The new hype about marijuana is 50-year-old smoke

  —Drew Gordon | Columns, Viewpoint | Issue: July/August 2017



All but one of the characters in The Emperor’s New Clothes would feel right at home in the 21st Century. Today the pint-sized realist of the story would be silenced long before his words of truth reached any ruler’s delicate ears.

When you mute the still, small voices, you might be proceeding headlong toward embarrassment, shame, regret, damage, and disaster.

I am a child of the 1960s and a teenager of the ’70s, so the arguments favoring recreational use of marijuana are not new to me. Cigarette smoking was common among my high school classmates, and it was permitted outdoors; so scores of youth stood outside our three cafeterias over lunch hour—rain or shine, hot or cold. Everyone, including teachers, knew that joints were being smoked there too, and that you could buy marijuana and other drugs in the woods on the way to or from school.

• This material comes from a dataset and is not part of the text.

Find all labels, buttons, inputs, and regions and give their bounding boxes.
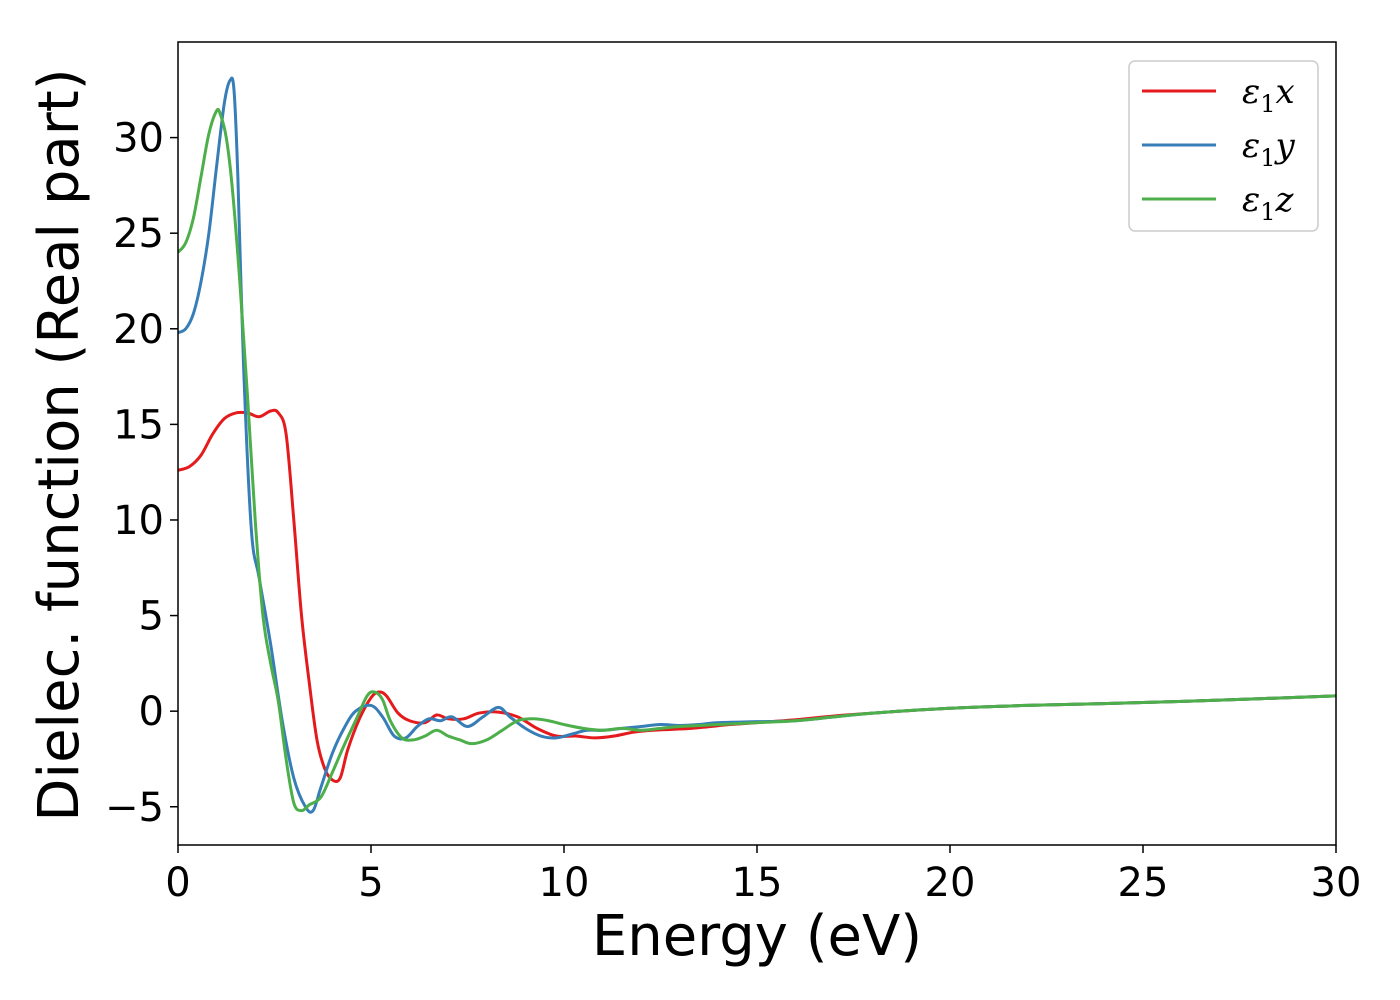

We also knew that smoking marijuana produced predictable effects, some of which were considered desirable for short periods of time. We knew that regular smoking of marijuana brought less desirable but equally discernible effects.

To this day, we laugh at characterizations of “potheads” and know that the stereotype matches regular users we’ve known. Such people can be relaxed to the point of laziness, less focused on reality, slower, less ambitious. But addiction can get ugly. I know a man in his late 50s who has been addicted to pot since age 11. He readily says he ruined his life with it.

Marijuana leads to various kinds of impairment with various degrees of consequence, but most of them stop being funny pretty quickly. This week three teenagers watched, filmed, and mocked a drowning disabled man for several minutes and then walked away without notifying anyone. His body was recovered days later, and the truth was discovered when a relative of the deceased saw the video on social meda. As shocking as the story is, and as much as it betrays deep sin problems, no one was shocked to learn that the teens were under the influence of marijuana.

Why would entire states of voters want their residents to be less clear-headed, less productive, less civil? The 1960s generation has lost its backbone, and lost its mind. The high-sounding goals of unfettered love and communal peace have evolved into bourgeois capitalism and selfish immorality. We are the hypocrites of our parents’ generation, wrapped in tie-dyed clothes to appear radically new.

We are in the Age of the Emporer’s New Clothes, where we pursue the allure of free love and ignore the ugliness of disposable lovers and discarded babies. We have replaced communal ideals with the pursuit of riches through gambling or otherwise spending time and money on things that don’t satisfy. We call for peace in the world without changing our lifestyle to pursue peace with our neighbors. We pursue the altered state brought by drugs and alcohol while we fill our rehab centers, homeless shelters, prisons, and cemeteries.

Does anyone see a need for the gospel here?